“Don’t Look to Marriage or Your Spouse To Make You Happy”
In my research with teens, I was fascinated to find that the happiest kids were not the ones whose parents put them (the kids) first. Instead, they were the ones who knew their parents loved them, but also knew their parents were looking higher and prioritizing their marriage even above the children.
I found an interesting parallel in the research with the happiest spouses. They loved each other, and enjoyed having a happy marriage, but didn’t put their spouse at the center of their life and weren’t looking to marriage for happiness. Instead, they looked higher. In large numbers, they said they put God at the center of their marriage and tried – however imperfectly! – to look to Him alone for fulfillment and happiness.
This wouldn’t have surprised me if I’d only studied people in churches-- but I purposefully conducted random interviews everywhere in order to include those who, statistically, might not believe in God. But the happiest couples kept bringing Him up! Whether it was someone next to me at the airport or in a doctor’s waiting room, those who were the happiest in marriage kept mentioning the importance of looking to God alone. Both because they relied on His power to be selfless when they didn’t want to be (!) and because looking to God took the pressure off their mate.

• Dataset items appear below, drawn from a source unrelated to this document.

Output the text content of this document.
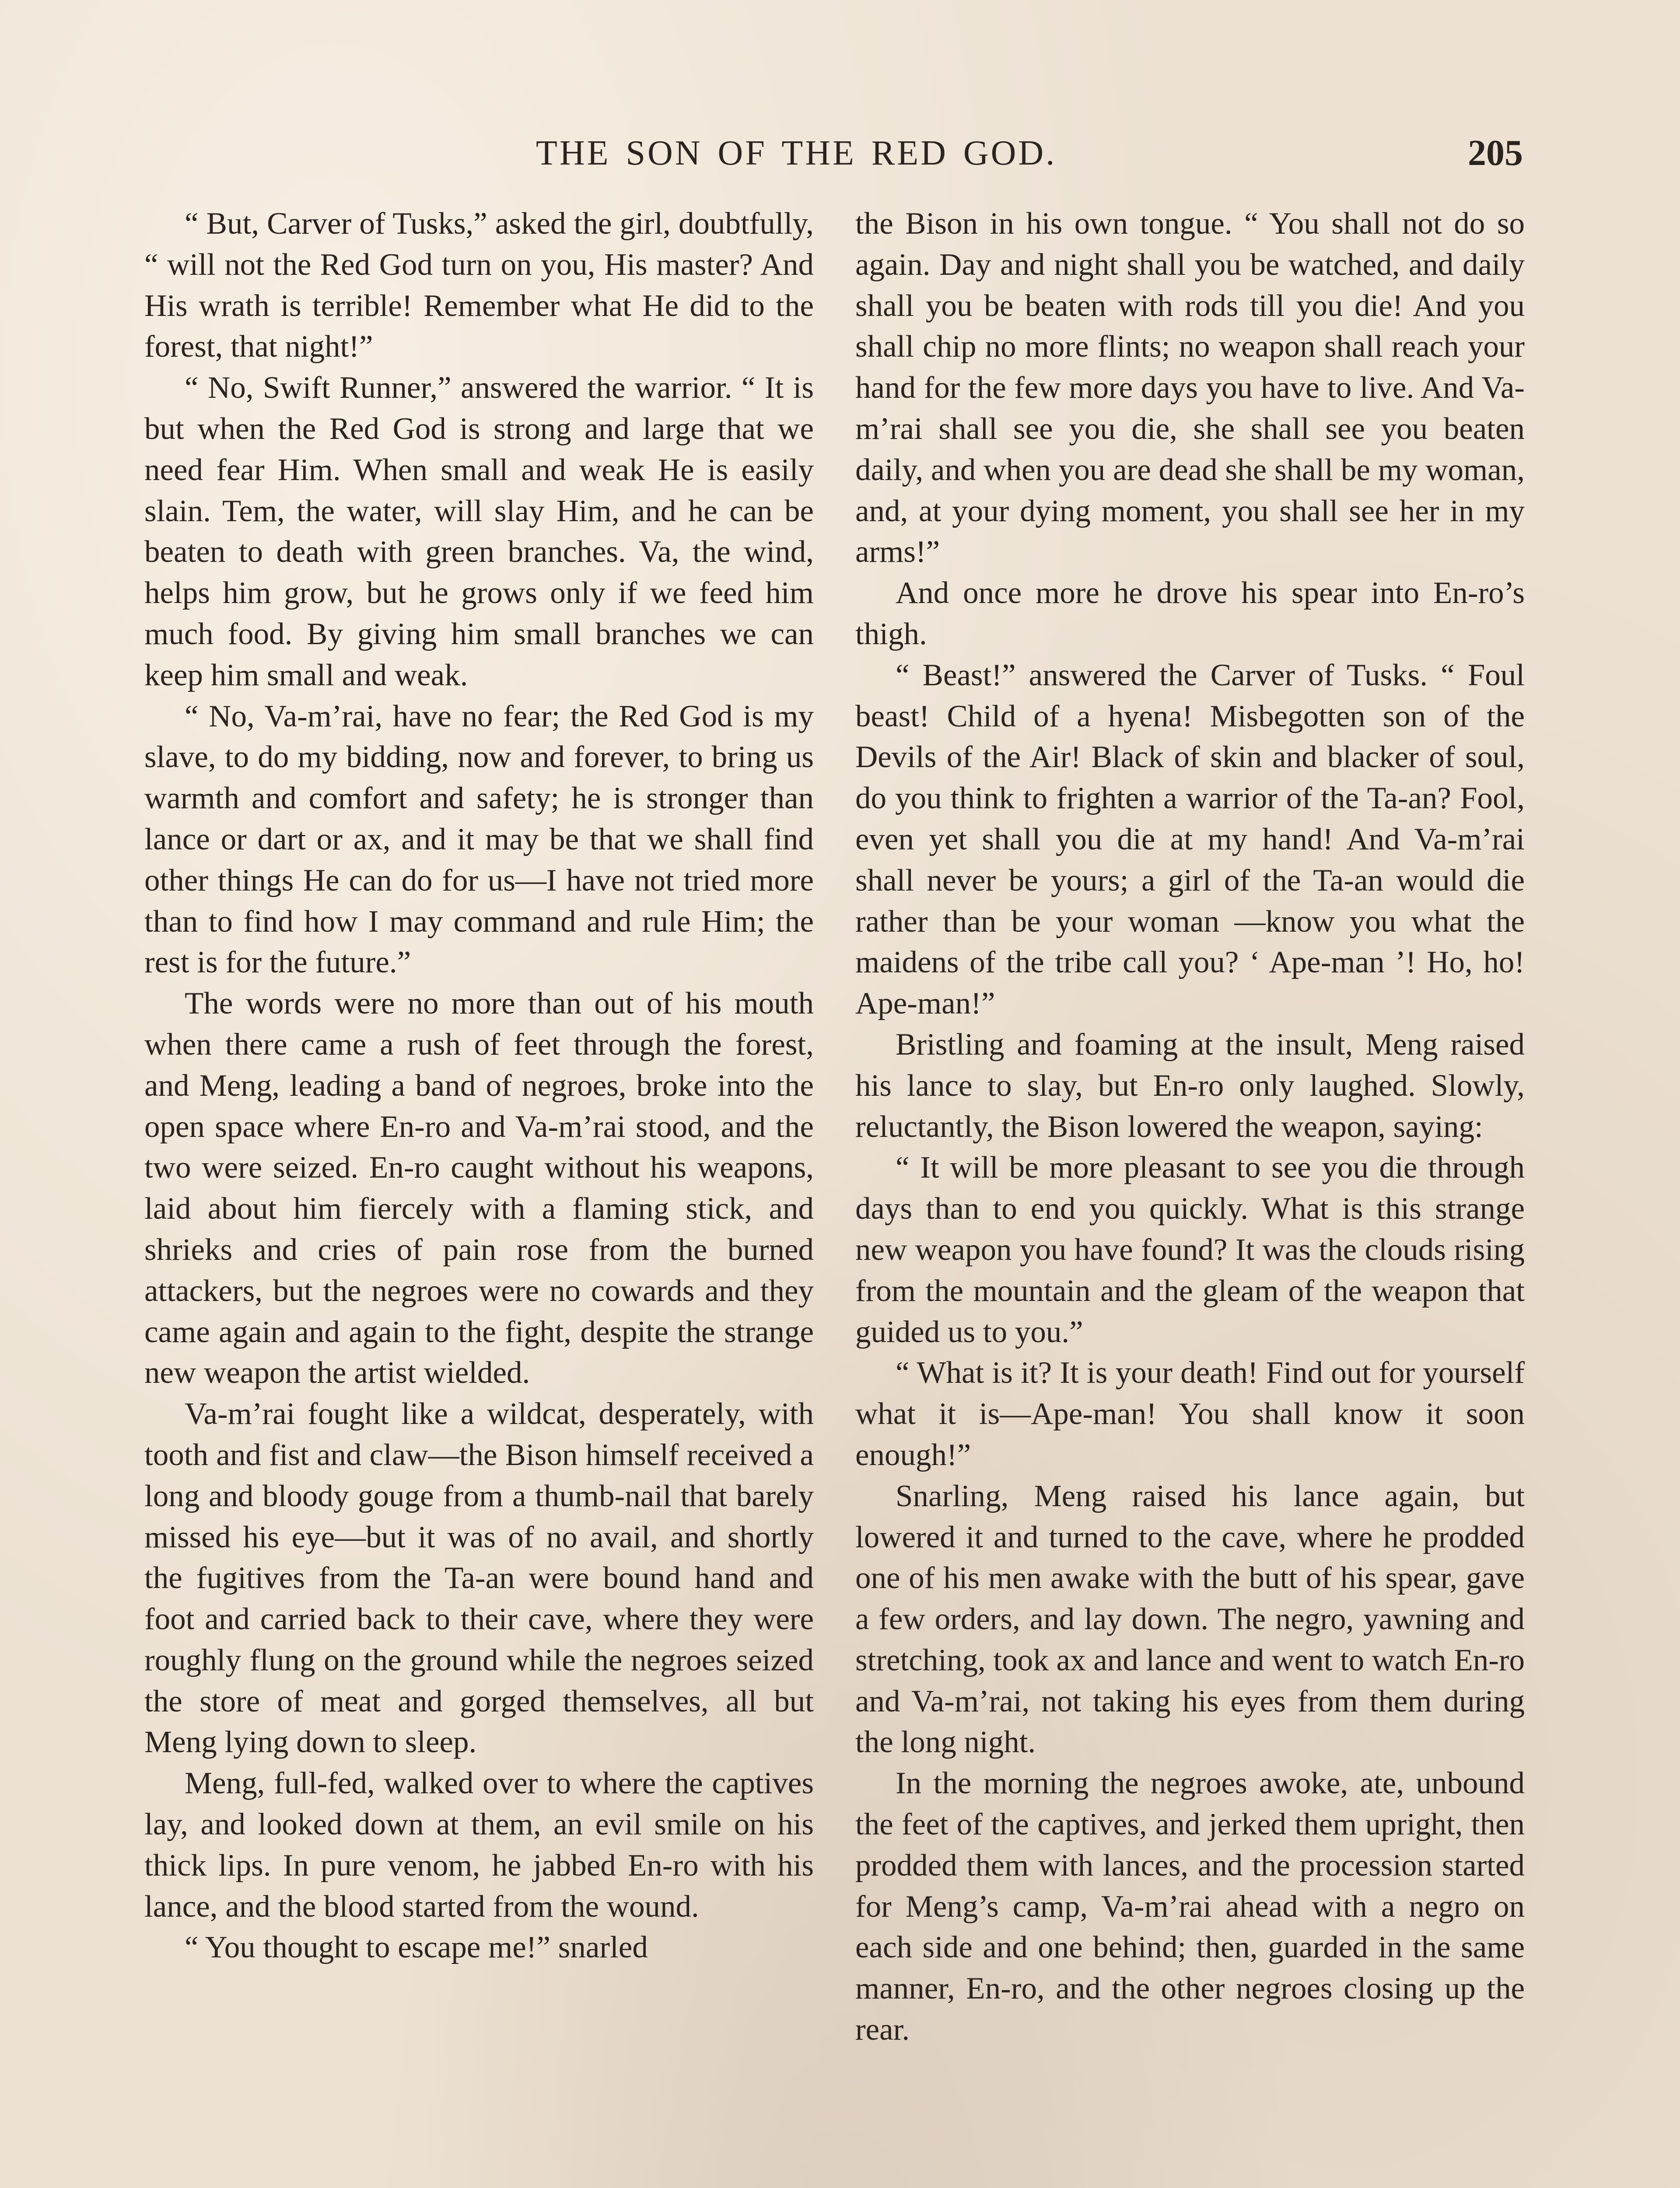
THE SON OF THE RED GOD.	205

“ But, Carver of Tusks,” asked the girl, doubtfully, “ will not the Red God turn on you, His master? And His wrath is terrible! Remember what He did to the forest, that night!”

“ No, Swift Runner,” answered the warrior. “ It is but when the Red God is strong and large that we need fear Him. When small and weak He is easily slain. Tem, the water, will slay Him, and he can be beaten to death with green branches. Va, the wind, helps him grow, but he grows only if we feed him much food. By giving him small branches we can keep him small and weak.

“ No, Va-m’rai, have no fear; the Red God is my slave, to do my bidding, now and forever, to bring us warmth and comfort and safety; he is stronger than lance or dart or ax, and it may be that we shall find other things He can do for us—I have not tried more than to find how I may command and rule Him; the rest is for the future.”

The words were no more than out of his mouth when there came a rush of feet through the forest, and Meng, leading a band of negroes, broke into the open space where En-ro and Va-m’rai stood, and the two were seized. En-ro caught without his weapons, laid about him fiercely with a flaming stick, and shrieks and cries of pain rose from the burned attackers, but the negroes were no cowards and they came again and again to the fight, despite the strange new weapon the artist wielded.

Va-m’rai fought like a wildcat, desperately, with tooth and fist and claw—the Bison himself received a long and bloody gouge from a thumb-nail that barely missed his eye—but it was of no avail, and shortly the fugitives from the Ta-an were bound hand and foot and carried back to their cave, where they were roughly flung on the ground while the negroes seized the store of meat and gorged themselves, all but Meng lying down to sleep.

Meng, full-fed, walked over to where the captives lay, and looked down at them, an evil smile on his thick lips. In pure venom, he jabbed En-ro with his lance, and the blood started from the wound.

“ You thought to escape me!” snarled

the Bison in his own tongue. “ You shall not do so again. Day and night shall you be watched, and daily shall you be beaten with rods till you die! And you shall chip no more flints; no weapon shall reach your hand for the few more days you have to live. And Va-m’rai shall see you die, she shall see you beaten daily, and when you are dead she shall be my woman, and, at your dying moment, you shall see her in my arms!”

And once more he drove his spear into En-ro’s thigh.

“ Beast!” answered the Carver of Tusks. “ Foul beast! Child of a hyena! Misbegotten son of the Devils of the Air! Black of skin and blacker of soul, do you think to frighten a warrior of the Ta-an? Fool, even yet shall you die at my hand! And Va-m’rai shall never be yours; a girl of the Ta-an would die rather than be your woman —know you what the maidens of the tribe call you? ‘ Ape-man ’! Ho, ho! Ape-man!”

Bristling and foaming at the insult, Meng raised his lance to slay, but En-ro only laughed. Slowly, reluctantly, the Bison lowered the weapon, saying:

“ It will be more pleasant to see you die through days than to end you quickly. What is this strange new weapon you have found? It was the clouds rising from the mountain and the gleam of the weapon that guided us to you.”

“ What is it? It is your death! Find out for yourself what it is—Ape-man! You shall know it soon enough!”

Snarling, Meng raised his lance again, but lowered it and turned to the cave, where he prodded one of his men awake with the butt of his spear, gave a few orders, and lay down. The negro, yawning and stretching, took ax and lance and went to watch En-ro and Va-m’rai, not taking his eyes from them during the long night.

In the morning the negroes awoke, ate, unbound the feet of the captives, and jerked them upright, then prodded them with lances, and the procession started for Meng’s camp, Va-m’rai ahead with a negro on each side and one behind; then, guarded in the same manner, En-ro, and the other negroes closing up the rear.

It can be so tempting to want our spouse to make us happy. But think about it: would we want the reverse? Do we want our spouse to depend on us for our happiness? No way! I, for one, know how imperfect and selfish I am, and I would fail miserably if Jeff depended on me to make him happy. We would both end up miserable.

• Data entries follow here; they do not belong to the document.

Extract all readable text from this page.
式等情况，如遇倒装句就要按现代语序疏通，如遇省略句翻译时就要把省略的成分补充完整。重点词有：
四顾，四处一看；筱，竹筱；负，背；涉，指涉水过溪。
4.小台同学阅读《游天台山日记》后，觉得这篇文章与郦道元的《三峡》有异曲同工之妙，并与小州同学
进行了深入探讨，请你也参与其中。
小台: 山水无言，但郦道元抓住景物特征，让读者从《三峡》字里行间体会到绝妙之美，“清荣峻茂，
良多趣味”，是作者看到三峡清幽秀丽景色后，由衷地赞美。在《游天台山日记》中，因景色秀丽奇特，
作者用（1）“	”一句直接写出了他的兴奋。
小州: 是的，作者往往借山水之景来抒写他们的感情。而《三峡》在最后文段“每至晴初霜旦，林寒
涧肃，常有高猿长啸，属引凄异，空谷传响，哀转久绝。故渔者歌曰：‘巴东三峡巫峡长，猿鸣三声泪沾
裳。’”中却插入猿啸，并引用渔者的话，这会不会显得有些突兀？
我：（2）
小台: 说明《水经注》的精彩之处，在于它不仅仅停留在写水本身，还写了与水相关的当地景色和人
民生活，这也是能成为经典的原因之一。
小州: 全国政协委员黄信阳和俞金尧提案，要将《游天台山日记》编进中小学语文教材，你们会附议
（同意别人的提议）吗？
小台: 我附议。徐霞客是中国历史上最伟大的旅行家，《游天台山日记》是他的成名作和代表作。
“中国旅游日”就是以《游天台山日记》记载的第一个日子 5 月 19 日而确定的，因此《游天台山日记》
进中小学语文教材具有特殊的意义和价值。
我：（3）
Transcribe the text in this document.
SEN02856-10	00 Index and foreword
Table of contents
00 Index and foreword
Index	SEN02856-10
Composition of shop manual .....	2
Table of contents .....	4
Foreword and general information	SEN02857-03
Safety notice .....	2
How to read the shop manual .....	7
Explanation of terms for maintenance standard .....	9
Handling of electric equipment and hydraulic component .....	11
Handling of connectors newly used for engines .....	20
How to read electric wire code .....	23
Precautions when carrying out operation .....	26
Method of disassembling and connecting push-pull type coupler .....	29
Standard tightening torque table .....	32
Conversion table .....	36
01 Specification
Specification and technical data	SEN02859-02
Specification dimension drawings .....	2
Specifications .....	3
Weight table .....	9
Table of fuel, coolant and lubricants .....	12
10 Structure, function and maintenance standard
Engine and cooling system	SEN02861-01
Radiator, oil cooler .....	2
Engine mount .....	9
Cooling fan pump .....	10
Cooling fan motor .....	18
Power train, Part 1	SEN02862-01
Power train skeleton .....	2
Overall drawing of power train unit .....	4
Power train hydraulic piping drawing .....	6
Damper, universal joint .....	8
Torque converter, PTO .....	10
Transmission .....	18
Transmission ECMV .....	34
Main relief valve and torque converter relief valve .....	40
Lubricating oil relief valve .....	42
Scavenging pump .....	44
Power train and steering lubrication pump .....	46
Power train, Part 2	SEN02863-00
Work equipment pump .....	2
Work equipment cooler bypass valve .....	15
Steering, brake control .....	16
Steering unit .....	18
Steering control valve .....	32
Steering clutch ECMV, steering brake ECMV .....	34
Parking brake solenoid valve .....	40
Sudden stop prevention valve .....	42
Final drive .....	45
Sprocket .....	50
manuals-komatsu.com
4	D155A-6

Maybe you have seen that yourself. So how can you avoid looking to marriage (or your mate) for the fulfillment that only God can deliver? First, purposefully commit to God that you are putting Him at the center of your marriage. You can do this even if your spouse doesn’t. Ask for his help in leaning on him in tough times, instead of letting your happiness be tied to what is going on in your marriage. For example, in a difficult season, try not to let it throw you. Do what you can to make it right, but trust God to bring things around. Take your frustrations and needs to God, instead of taking them out on your spouse. (One wife told me she would say, “God, give me your love for my spouse, because I just ain’t feelin’ it right now! If divorce isn’t acceptable, would murder be okay?”)
And start praying for your marriage. In the research, some of the couples who became very happy said they started praying together. Other couples didn’t pray together very often, but would simply let each other know they were praying about something separately. No matter what they did, though, they had a sense of relying on God to carry their marriage.

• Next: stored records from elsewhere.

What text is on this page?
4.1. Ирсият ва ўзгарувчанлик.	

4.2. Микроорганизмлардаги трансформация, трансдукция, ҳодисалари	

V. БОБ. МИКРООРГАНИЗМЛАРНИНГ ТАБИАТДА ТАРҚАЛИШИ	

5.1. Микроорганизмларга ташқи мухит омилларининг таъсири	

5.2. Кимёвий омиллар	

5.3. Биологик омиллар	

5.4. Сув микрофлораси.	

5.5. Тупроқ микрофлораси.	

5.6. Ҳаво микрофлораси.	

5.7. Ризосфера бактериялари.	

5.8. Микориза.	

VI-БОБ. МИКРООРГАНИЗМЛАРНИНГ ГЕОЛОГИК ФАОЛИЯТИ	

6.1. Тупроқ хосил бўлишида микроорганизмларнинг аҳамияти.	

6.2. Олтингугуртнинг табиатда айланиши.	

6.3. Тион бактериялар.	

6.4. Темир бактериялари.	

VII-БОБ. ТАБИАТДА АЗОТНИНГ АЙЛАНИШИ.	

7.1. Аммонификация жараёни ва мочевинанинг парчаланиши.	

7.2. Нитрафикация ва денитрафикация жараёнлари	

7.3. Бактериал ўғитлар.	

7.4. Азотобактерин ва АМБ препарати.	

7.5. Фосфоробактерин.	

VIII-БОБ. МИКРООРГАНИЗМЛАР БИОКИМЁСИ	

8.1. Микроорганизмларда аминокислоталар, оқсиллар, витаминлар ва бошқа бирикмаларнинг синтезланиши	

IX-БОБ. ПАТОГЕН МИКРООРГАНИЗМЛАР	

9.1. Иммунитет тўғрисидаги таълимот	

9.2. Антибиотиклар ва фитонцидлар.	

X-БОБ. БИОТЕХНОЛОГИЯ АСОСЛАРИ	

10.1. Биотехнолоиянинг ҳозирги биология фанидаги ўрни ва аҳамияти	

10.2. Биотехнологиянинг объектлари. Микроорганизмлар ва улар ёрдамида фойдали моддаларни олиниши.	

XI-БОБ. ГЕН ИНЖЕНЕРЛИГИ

And as a result, these couples found they didn’t have to worry about being “strong enough” to weather the storms of life. Because they knew their hope and strength ultimately came from God.
Lord, I want an abundant marriage. But help me to delight myself in You first and foremost, and trust you for the desires of my heart. Help me to never look to my spouse for happiness, and instead look to you as the only One who can give true fulfillment. I put you at the center of my life and marriage, and ask you to help my spouse do the same. Amen.